Review: Doctor Who – Season 7, Part 2 / Cert: PG / Director: Various / Screenplay: Steve Moffat, Neil Cross, Mark Gatiss, Steve Thompson / Starring: Matt Smith, Jenna-Louise Coleman / Release Date: Out Now
There’s a troubling air of tiredness and a marked lack of invention about these nine episodes from Doctor Who’s seventh ‘new’ season – 2012’s Christmas special and the eight episodes just transmitted on BBC1 in the traditional Saturday evening timeslot. The obsession with creating movie poster-style blockbuster episodes has given the show an unwelcome sense of schizophrenia and each of these episodes trips over itself to impress you with its One Big Idea – aliens in the wi-fi! Ice Warrior in a sub! Haunted house! Inside the TARDIS! – without thinking about the need to create proper, well-developed stories full of wit (not of the Steven Moffat sneery one-liner variety), character, emotion and breathless imagination. This is very much Doctor Who by numbers and sadly these numbers just don’t add up.

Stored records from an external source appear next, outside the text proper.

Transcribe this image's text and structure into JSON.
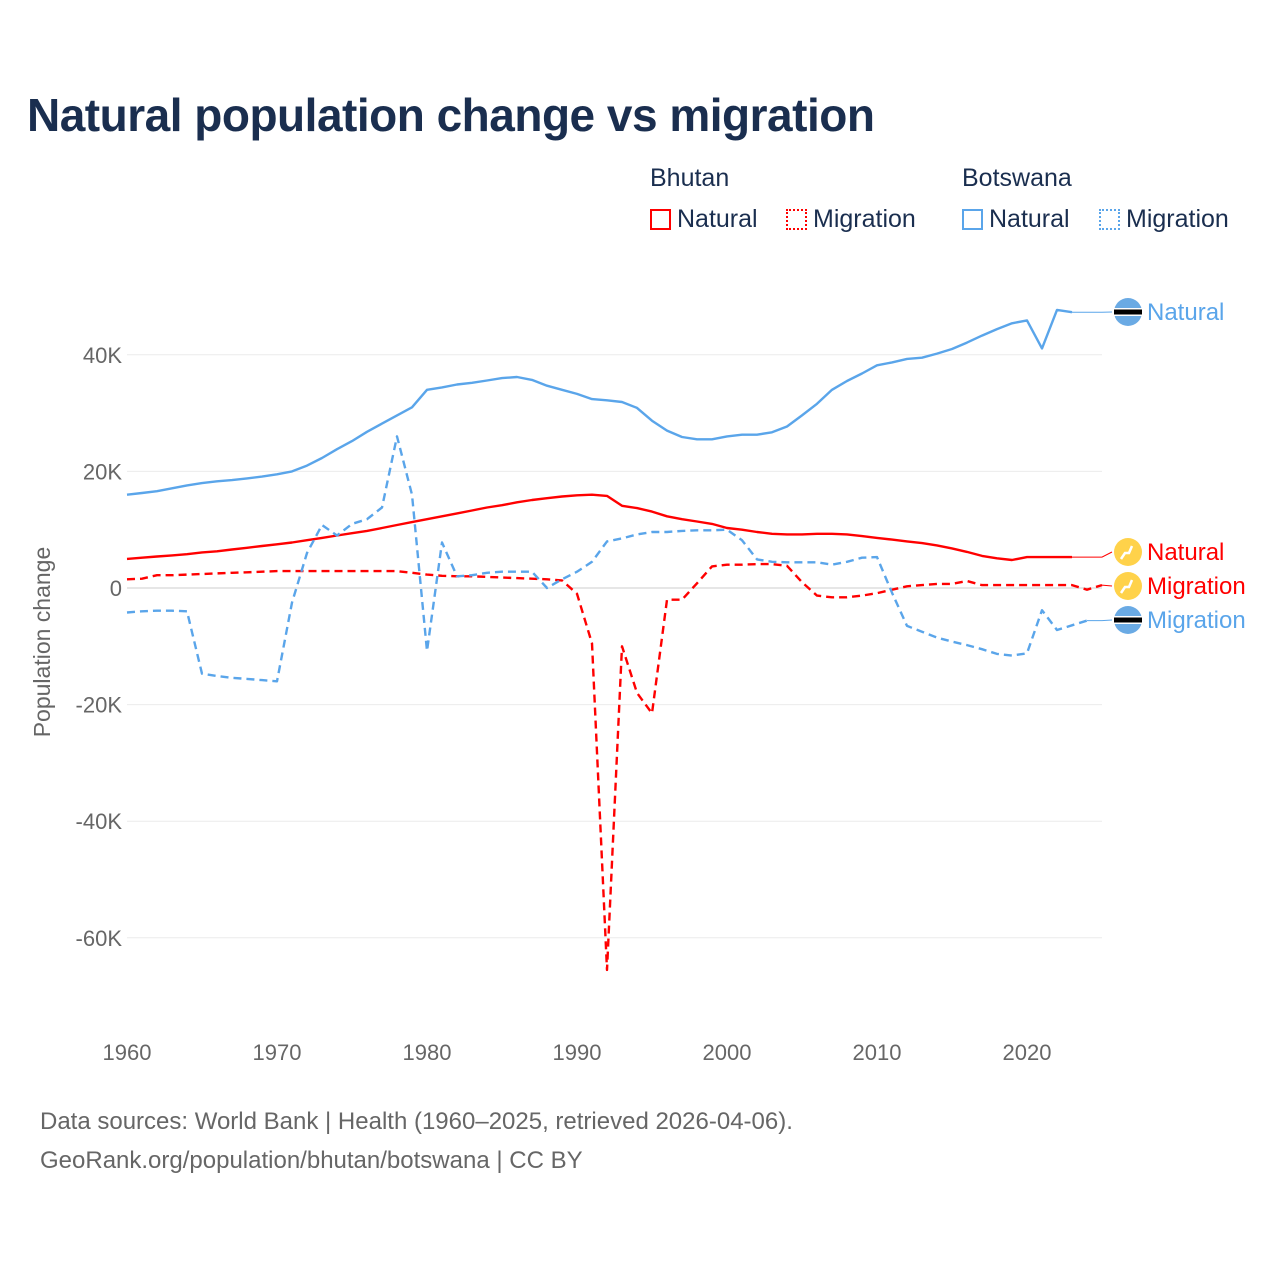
{
  "title": "Natural population change vs migration",
  "legend": {
    "groups": [
      {
        "name": "Bhutan",
        "color": "#ff0000",
        "items": [
          "Natural",
          "Migration"
        ]
      },
      {
        "name": "Botswana",
        "color": "#5aa5ea",
        "items": [
          "Natural",
          "Migration"
        ]
      }
    ]
  },
  "footer": {
    "line1": "Data sources: World Bank | Health (1960–2025, retrieved 2026-04-06).",
    "line2": "GeoRank.org/population/bhutan/botswana | CC BY"
  },
  "chart_data": {
    "type": "line",
    "title": "Natural population change vs migration",
    "xlabel": "",
    "ylabel": "Population change",
    "xlim": [
      1960,
      2025
    ],
    "ylim": [
      -70000,
      50000
    ],
    "x_ticks": [
      1960,
      1970,
      1980,
      1990,
      2000,
      2010,
      2020
    ],
    "y_ticks": [
      40000,
      20000,
      0,
      -20000,
      -40000,
      -60000
    ],
    "y_tick_labels": [
      "40K",
      "20K",
      "0",
      "-20K",
      "-40K",
      "-60K"
    ],
    "grid": true,
    "legend_position": "top-right",
    "x_start": 1960,
    "series": [
      {
        "name": "Botswana Natural",
        "country": "Botswana",
        "label": "Natural",
        "color": "#5aa5ea",
        "dash": false,
        "flag": "botswana-flag",
        "values": [
          16000,
          16300,
          16600,
          17100,
          17600,
          18000,
          18300,
          18500,
          18800,
          19100,
          19500,
          20000,
          21000,
          22300,
          23800,
          25200,
          26800,
          28200,
          29600,
          31000,
          34000,
          34400,
          34900,
          35200,
          35600,
          36000,
          36200,
          35700,
          34700,
          34000,
          33300,
          32400,
          32200,
          31900,
          30900,
          28700,
          27000,
          25900,
          25500,
          25500,
          26000,
          26300,
          26300,
          26700,
          27700,
          29600,
          31600,
          34000,
          35500,
          36800,
          38200,
          38700,
          39300,
          39500,
          40200,
          41000,
          42100,
          43300,
          44400,
          45400,
          45900,
          41100,
          47700,
          47300
        ]
      },
      {
        "name": "Bhutan Natural",
        "country": "Bhutan",
        "label": "Natural",
        "color": "#ff0000",
        "dash": false,
        "flag": "bhutan-flag",
        "values": [
          5000,
          5200,
          5400,
          5600,
          5800,
          6100,
          6300,
          6600,
          6900,
          7200,
          7500,
          7800,
          8200,
          8600,
          9000,
          9400,
          9800,
          10300,
          10800,
          11300,
          11800,
          12300,
          12800,
          13300,
          13800,
          14200,
          14700,
          15100,
          15400,
          15700,
          15900,
          16000,
          15800,
          14100,
          13700,
          13100,
          12300,
          11800,
          11400,
          11000,
          10300,
          10000,
          9600,
          9300,
          9200,
          9200,
          9300,
          9300,
          9200,
          8900,
          8600,
          8300,
          8000,
          7700,
          7300,
          6800,
          6200,
          5500,
          5100,
          4800,
          5300,
          5300,
          5300,
          5300
        ]
      },
      {
        "name": "Bhutan Migration",
        "country": "Bhutan",
        "label": "Migration",
        "color": "#ff0000",
        "dash": true,
        "flag": "bhutan-flag",
        "values": [
          1500,
          1600,
          2200,
          2200,
          2300,
          2400,
          2500,
          2600,
          2700,
          2800,
          2900,
          2900,
          2900,
          2900,
          2900,
          2900,
          2900,
          2900,
          2900,
          2600,
          2300,
          2100,
          2000,
          2000,
          1900,
          1800,
          1700,
          1600,
          1500,
          1300,
          -1000,
          -9500,
          -65500,
          -10000,
          -18000,
          -21500,
          -2000,
          -2000,
          800,
          3700,
          4000,
          4000,
          4100,
          4100,
          3800,
          1000,
          -1300,
          -1600,
          -1600,
          -1300,
          -900,
          -300,
          300,
          500,
          700,
          700,
          1200,
          500,
          500,
          500,
          500,
          500,
          500,
          500,
          -300,
          500
        ]
      },
      {
        "name": "Botswana Migration",
        "country": "Botswana",
        "label": "Migration",
        "color": "#5aa5ea",
        "dash": true,
        "flag": "botswana-flag",
        "values": [
          -4200,
          -4000,
          -3900,
          -3900,
          -4000,
          -14700,
          -15100,
          -15400,
          -15600,
          -15800,
          -16000,
          -2500,
          6000,
          10800,
          9000,
          11000,
          11800,
          13800,
          26000,
          16000,
          -10800,
          7800,
          2000,
          2200,
          2600,
          2800,
          2800,
          2800,
          0,
          1500,
          2800,
          4500,
          8000,
          8500,
          9200,
          9600,
          9600,
          9800,
          9900,
          9900,
          10000,
          8200,
          4900,
          4500,
          4400,
          4400,
          4400,
          4000,
          4500,
          5200,
          5300,
          -800,
          -6500,
          -7500,
          -8500,
          -9200,
          -9800,
          -10500,
          -11300,
          -11600,
          -11200,
          -3800,
          -7200,
          -6400,
          -5600
        ]
      }
    ]
  }
}
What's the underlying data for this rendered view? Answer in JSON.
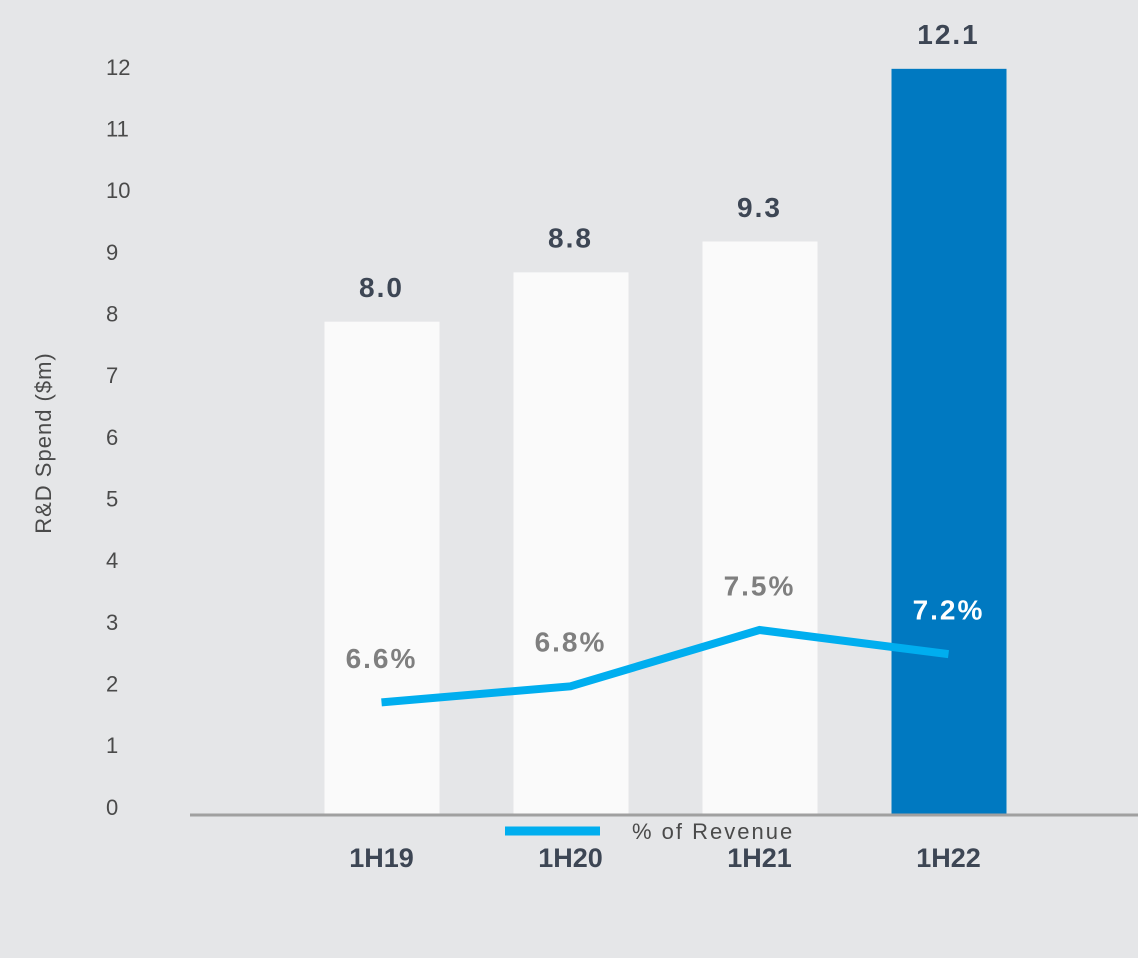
{
  "chart_data": {
    "type": "bar",
    "y_label": "R&D Spend ($m)",
    "categories": [
      "1H19",
      "1H20",
      "1H21",
      "1H22"
    ],
    "ylim": [
      0,
      12
    ],
    "yticks": [
      0,
      1,
      2,
      3,
      4,
      5,
      6,
      7,
      8,
      9,
      10,
      11,
      12
    ],
    "y2lim": [
      5.2,
      14.4
    ],
    "series": [
      {
        "type": "bar",
        "colors": [
          "#fafafa",
          "#fafafa",
          "#fafafa",
          "#0079c1"
        ],
        "values": [
          8.0,
          8.8,
          9.3,
          12.1
        ],
        "value_labels": [
          "8.0",
          "8.8",
          "9.3",
          "12.1"
        ]
      },
      {
        "type": "line",
        "name": "% of Revenue",
        "color": "#00aeef",
        "axis": "y2",
        "values": [
          6.6,
          6.8,
          7.5,
          7.2
        ],
        "value_labels": [
          "6.6%",
          "6.8%",
          "7.5%",
          "7.2%"
        ],
        "label_colors": [
          "#7f7f7f",
          "#7f7f7f",
          "#7f7f7f",
          "#ffffff"
        ]
      }
    ]
  }
}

This batch of episodes is probably the least rewatchable of all the modern Doctor Who seasons and the show now seems a long, long way from its last true classic. The variation in quality is deeply concerning, suggesting a show which has become rudderless and with no real concern other than to confound its audience with deeply uninteresting story arcs such as this year’s ‘who is Clara?’ mystery and the ongoing mythologising of the Doctor who now revels in being called ‘Doctor Who’ in anticipation of a mystery in the final episode, the portentous Name of the Doctor which, inevitably, is never resolved. There are a couple of enjoyable stories such as Mark Gatiss’ contributions, an Ice Warrior story which is a very traditional Doctor Who base-under-siege story and his delightful, witty and cleverly structured Victorian romp The Crimson Horror, which is very nearly stolen by the remarkable Dame Diana Rigg who is clearly having the time of her life. Much of the rest underwhelms or appals. Neil Cross’ Rings of Akhaten is dreadful, where his later story Hide is moody, creepy and atmospheric but ruined by a nonsensical ending. Steve Thompson’s Journey to the Centre of the TARDIS promised the audience its greatest exploration of the Doctor’s remarkable travelling machine yet but ended up being as disappointingly flat as we feared it might be and Neil Gaiman’s Cyberman reinvention Nightmare in Silver was so inept it must surely have knocked Gaiman off the pedestal of awe fans have positioned him on since the alright-but-really-unexceptional Doctor’s Wife from Season 6. Moffat’s own efforts, as usual, are largely plotless affairs, relying on the two or three ideas he continues to recycle for the series (Christmas special The Snowmen is the best of his bunch) and the show’s over-reliance on the tedious antics of Victorian Silurian detective Vastra, her assistant/lover Jenny and comedy sidekick Strax and their unbelievable positioning as the Doctor’s bestest friends in the Universe is as baffling as it’s boring.
In amidst all this mediocrity Matt Smith is again rarely given much opportunity to show what he might really be able to do as a toned-down, less wacky Doctor, and lively new assistant Clara (Coleman) is a blank page due to poor writing and is in danger of becoming one of the show’s most shameful wasted opportunities. All in all it’s a shoddy and lacklustre set of episodes which can’t help but raise concerns for the upcoming fiftieth anniversary special and the forthcoming eighth season which, it seems, will have most of the same team on board. Terribly disappointing stuff.
Extras: A thin selection includes a very brief ‘making of’ for the Christmas special, a handful of utterly unnecessary lightweight ‘prequels’ to the transmitted episodes and an enjoyable American TV special examining the role of the ‘companions’ in the series. Extras flung together with about as much care as the episodes themselves.